1958年、大阪府出身。ハンデ3。ゴルフ雑誌の編集記者からフリーに転身。05年にアナライズを設立し、自社スタジオでゴルフクラブの計測、試打を専門的に始める。同時にメーカーが作れなかった、アマチュアを救うクラブを設計し販売も手がける。執筆活動も積極に行い、新聞、雑誌、インターネットで連載を多数抱え、著作物も定期的に発刊。近著では、「今より30ヤード飛ぶクラブを選ぶための36の法則」(実業之日本社)、「一生役立つゴルフゴルフ超上達法」(マイナビ出版)がある。現在、新刊書も数冊手がけている。

アイアンはパーオン率よりもピンまでの距離を数値化するSGAに注目

 先週の「アールズエバーラスティングKBCオーガスタゴルフトーナメント」は、地元福岡出身の藤田寛之が5ホールにも及ぶプレーオフの末に、優勝を手にした。これで今季2勝目。賞金ランクも2位に浮上している。

 藤田といえば、パッティングのうまさ、ショットに定評があるプレーヤーであるが、意外にもパーオン率は上位ではない。賞金ランクは2位だが、パーオン率のランクは34位で65%である。ちなみにパーオン率のトップは藤本佳則で72%。藤田はトップの藤本より7ポイントもパーオン率が低いのである。

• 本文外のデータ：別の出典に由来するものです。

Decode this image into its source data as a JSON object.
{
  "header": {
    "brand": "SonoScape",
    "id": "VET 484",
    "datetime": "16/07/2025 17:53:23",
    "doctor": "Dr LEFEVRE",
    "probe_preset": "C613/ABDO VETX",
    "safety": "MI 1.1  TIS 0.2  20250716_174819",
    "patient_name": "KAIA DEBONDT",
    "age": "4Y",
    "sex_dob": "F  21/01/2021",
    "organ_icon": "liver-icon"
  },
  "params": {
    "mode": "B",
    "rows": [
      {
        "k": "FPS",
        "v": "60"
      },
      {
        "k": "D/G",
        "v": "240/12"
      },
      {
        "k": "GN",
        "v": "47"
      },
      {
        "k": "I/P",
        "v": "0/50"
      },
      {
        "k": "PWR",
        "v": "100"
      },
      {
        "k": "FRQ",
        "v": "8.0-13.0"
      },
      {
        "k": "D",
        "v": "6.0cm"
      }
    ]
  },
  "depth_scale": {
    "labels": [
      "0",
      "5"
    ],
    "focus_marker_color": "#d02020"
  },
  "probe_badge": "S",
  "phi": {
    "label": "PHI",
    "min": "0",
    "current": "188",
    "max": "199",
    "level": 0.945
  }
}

 では、なぜ藤田はパーオン率があまり高くないのに、しっかり賞金を稼げるのか?

 グリーンを外したアプローチがうまい、パットでスコアを稼いでいるとも考えられるが、実は、パーオン率というデータそのものが腕前の指標として成立していないのだ。パーオン率の評価の基準はボールがグリーンに乗ったかどうかだけ。グリーンに乗ったボールがピンに寄ったかどうかは関係なし。このため、パーオン率の指標では、セカンドでどれだけスコアを稼げたどうか(バーディーチャンスの回数)は見えてこない。パーオン率が高ければ、ボギーを叩くリスクは確実に減らせるが、バーディーを取れる確率が高いかどうかはまったく見えてこないのである。この連載で紹介している「ゴルフデータ革命」(プレジデント社)という書籍では、このパーオン率の盲点を指摘し、セカンドショットで評価すべきはSGA(strokes gained approach)であると解説している。SGAのスコアは野球の打率のようなもので、セカンドでスコアを稼いでいるかを数値化している。例えばパーオンしてもピンまで10メートルならば0点。ピンまで2メートル以内ならばプラス1点。対して、ピンまで20メートルならばマイナス0・5点となる。プラスならば1パットでバーディーが取れる確率がグンと上がり、マイナス0・5点以下ならば3パットする確率が上がるというわけだ。